We can see in CFF Explorer that “DudeLocker.exe” does not use ASLR as “Dll can move” is not checked:
Since it doesn’t use ASLR we’re free to set breakpoints and rely on them. Let’s start by setting the following breakpoints:
Pro Tip: Most debuggers let you set breakpoints via a breakpoint menu tab or by navigating to that address and manually setting it. X64dbg and Ollydbg both let you directly navigate to an address by pressing CTRL+g and manually setting a breakpoint by pressing the F2 key.
Once set, continue execution (typically F9 key) until a breakpoint is hit -- it should pause execution at 0x00401063. From here we can right-click and modify the topmost stack value (this corresponds to EBP-4 or the volume serial number returned by the system) to 0x7DAB1D35:
If you single-step (typically F8 key), the following jump instruction should not be taken and EAX should be set to the value 0x7DAB1D35. Now if we continue execution (typically F9 key) until a breakpoint is hit we should pause execution at 0x00401AD1. We’re breakpointing here to point out the decoded data blob that is hashed and used as the AES-256 key. Specifically a pointer to this decoded data blob is in ECX at this point. If we right-click the ECX register and select “Follow in Dump”, we should see the value “thosefilesreallytiedthefoldertogether”. Pretty neat!
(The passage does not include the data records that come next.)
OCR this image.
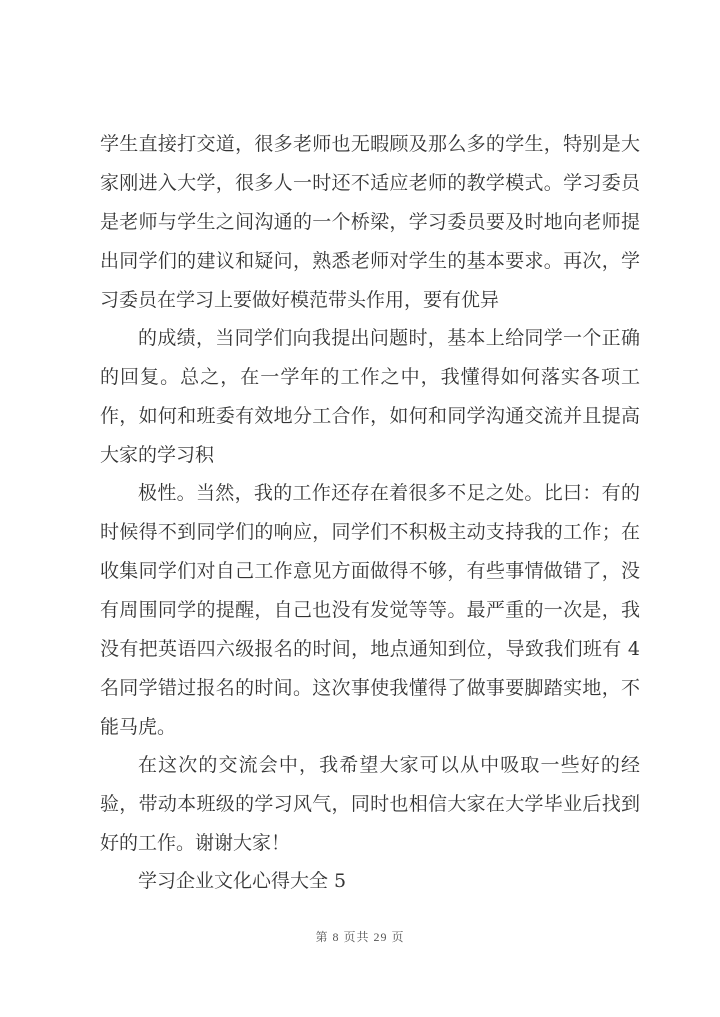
学生直接打交道，很多老师也无暇顾及那么多的学生，特别是大
家刚进入大学，很多人一时还不适应老师的教学模式。学习委员
是老师与学生之间沟通的一个桥梁，学习委员要及时地向老师提
出同学们的建议和疑问，熟悉老师对学生的基本要求。再次，学
习委员在学习上要做好模范带头作用，要有优异
的成绩，当同学们向我提出问题时，基本上给同学一个正确
的回复。总之，在一学年的工作之中，我懂得如何落实各项工
作，如何和班委有效地分工合作，如何和同学沟通交流并且提高
大家的学习积
极性。当然，我的工作还存在着很多不足之处。比曰：有的
时候得不到同学们的响应，同学们不积极主动支持我的工作；在
收集同学们对自己工作意见方面做得不够，有些事情做错了，没
有周围同学的提醒，自己也没有发觉等等。最严重的一次是，我
没有把英语四六级报名的时间，地点通知到位，导致我们班有 4
名同学错过报名的时间。这次事使我懂得了做事要脚踏实地，不
能马虎。
在这次的交流会中，我希望大家可以从中吸取一些好的经
验，带动本班级的学习风气，同时也相信大家在大学毕业后找到
好的工作。谢谢大家！
学习企业文化心得大全 5
第 8 页共 29 页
Let’s go ahead and let this binary run to completion by continuing execution (typically F9 key).
The background should be set to the ransom note image we saw in Resource Hacker previously (assuming you’re using a Vista+ OS) and if we extract the “BusinessPapers.doc” file and run the ‘file’ command on it again we should see it is no longer classified as “data”.
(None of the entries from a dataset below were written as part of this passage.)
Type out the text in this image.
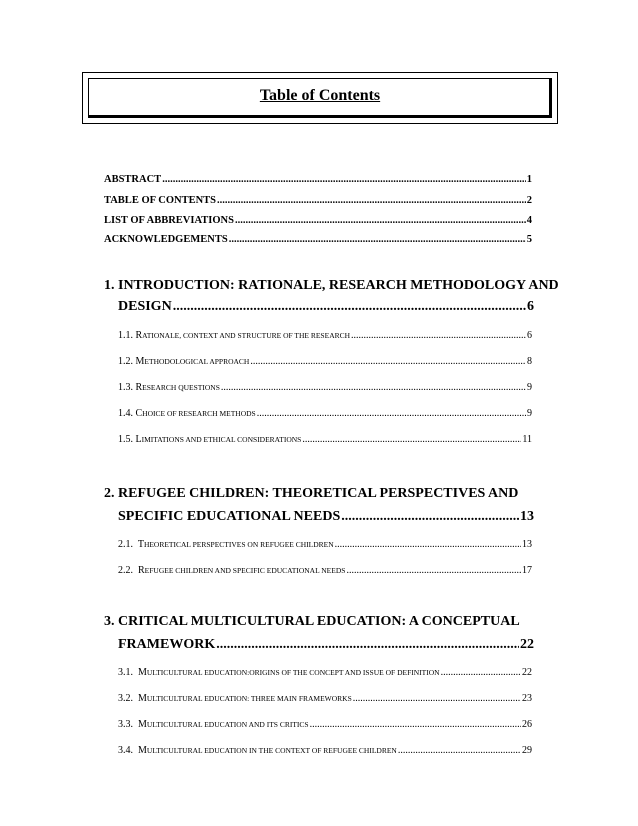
Table of Contents
ABSTRACT .....	1
TABLE OF CONTENTS .....	2
LIST OF ABBREVIATIONS .....	4
ACKNOWLEDGEMENTS .....	5
1. INTRODUCTION: RATIONALE, RESEARCH METHODOLOGY AND
DESIGN .....	6
1.1. RATIONALE, CONTEXT AND STRUCTURE OF THE RESEARCH .....	6
1.2. METHODOLOGICAL APPROACH .....	8
1.3. RESEARCH QUESTIONS .....	9
1.4. CHOICE OF RESEARCH METHODS .....	9
1.5. LIMITATIONS AND ETHICAL CONSIDERATIONS .....	11
2. REFUGEE CHILDREN: THEORETICAL PERSPECTIVES AND
SPECIFIC EDUCATIONAL NEEDS .....	13
2.1. THEORETICAL PERSPECTIVES ON REFUGEE CHILDREN .....	13
2.2. REFUGEE CHILDREN AND SPECIFIC EDUCATIONAL NEEDS .....	17
3. CRITICAL MULTICULTURAL EDUCATION: A CONCEPTUAL
FRAMEWORK .....	22
3.1. MULTICULTURAL EDUCATION:ORIGINS OF THE CONCEPT AND ISSUE OF DEFINITION .....	22
3.2. MULTICULTURAL EDUCATION: THREE MAIN FRAMEWORKS .....	23
3.3. MULTICULTURAL EDUCATION AND ITS CRITICS .....	26
3.4. MULTICULTURAL EDUCATION IN THE CONTEXT OF REFUGEE CHILDREN .....	29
That’s right, it’s a JPEG! Using command ‘xxd’ we can see it has the magic byte signature: FF D8 FF E0 nn nn 4A 46 49 46 00 01 (where “nn” can be any byte). If we rename the file to “BusinessPapers.jpg” and open the file we see the following image:
Awesome! We’ve been able to recover the previously encrypted file and found the flag for this challenge: cl0se_t3h_f1le_0n_th1s_0ne@flare-on.com
Conclusion
This blog post walked through the steps and mindset required to solve just one challenge within the 10-part 2016 Flare-On Challenge. Keeping in mind that this is only level 2, the later levels become much more difficult and present new challenges. By participating in reverse engineering and malware focused CTFs such as the Flare-On Challenge, you can quickly gain skills and expose yourself to different problem sets that you would otherwise only encounter in the real world by analyzing malicious binaries of the same complexity.
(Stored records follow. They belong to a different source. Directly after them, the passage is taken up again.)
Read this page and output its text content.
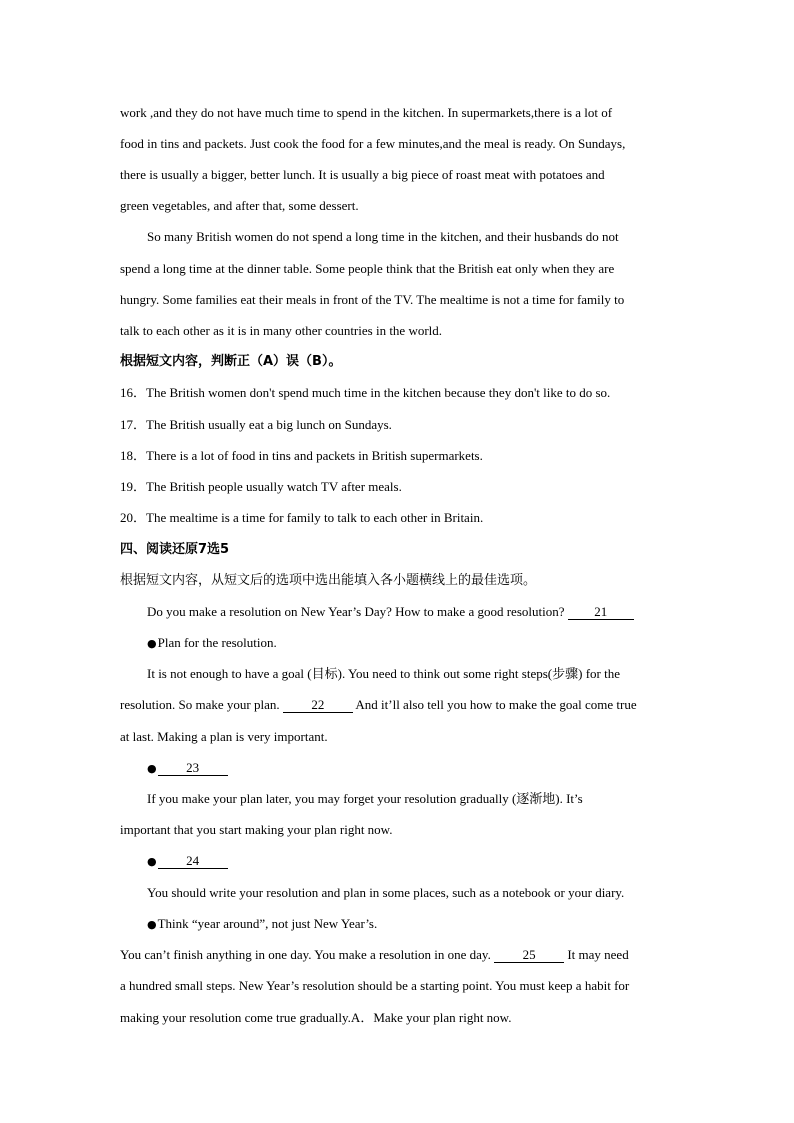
work ,and they do not have much time to spend in the kitchen. In supermarkets,there is a lot of
food in tins and packets. Just cook the food for a few minutes,and the meal is ready. On Sundays,
there is usually a bigger, better lunch. It is usually a big piece of roast meat with potatoes and
green vegetables, and after that, some dessert.
So many British women do not spend a long time in the kitchen, and their husbands do not
spend a long time at the dinner table. Some people think that the British eat only when they are
hungry. Some families eat their meals in front of the TV. The mealtime is not a time for family to
talk to each other as it is in many other countries in the world.
根据短文内容，判断正（A）误（B）。
16．The British women don't spend much time in the kitchen because they don't like to do so.
17．The British usually eat a big lunch on Sundays.
18．There is a lot of food in tins and packets in British supermarkets.
19．The British people usually watch TV after meals.
20．The mealtime is a time for family to talk to each other in Britain.
四、阅读还原7选5
根据短文内容，从短文后的选项中选出能填入各小题横线上的最佳选项。
Do you make a resolution on New Year’s Day? How to make a good resolution? 21
●Plan for the resolution.
It is not enough to have a goal (目标). You need to think out some right steps(步骤) for the
resolution. So make your plan. 22 And it’ll also tell you how to make the goal come true
at last. Making a plan is very important.
● 23
If you make your plan later, you may forget your resolution gradually (逐渐地). It’s
important that you start making your plan right now.
● 24
You should write your resolution and plan in some places, such as a notebook or your diary.
●Think “year around”, not just New Year’s.
You can’t finish anything in one day. You make a resolution in one day. 25 It may need
a hundred small steps. New Year’s resolution should be a starting point. You must keep a habit for
making your resolution come true gradually.A．Make your plan right now.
We covered the basic fundamentals that will serve as a useful starting point for anyone interested in developing or honing their reverse engineering skills. Some of the important concepts we discussed include learning how to differentiate between different file types, performing a combination of light and deep static and dynamic analysis, understanding how to use different tools to aid in each of these types of techniques, and using different analysis strategies (bottom-up vs top-down).
Reverse engineering is an art form. Even when analyzing more complex binaries, these core concepts are still applicable. The only thing that changes is the speed at which we are able to perform our analysis and understand what the binary does. As a reverse engineer gains more experience they also learn shortcuts and pick up additional tools and techniques that allow them to reverse faster and more efficiently. We will cover some of these additional tools and techniques in our next blog post.
Lastly, we would like to thank FireEye’s Flare Team again for putting together another solid set of challenges this year! There is great learning value in participating in CTFs like the Flare-On Challenge. If you have never participated in a CTF or related challenges, we highly recommend giving it a try.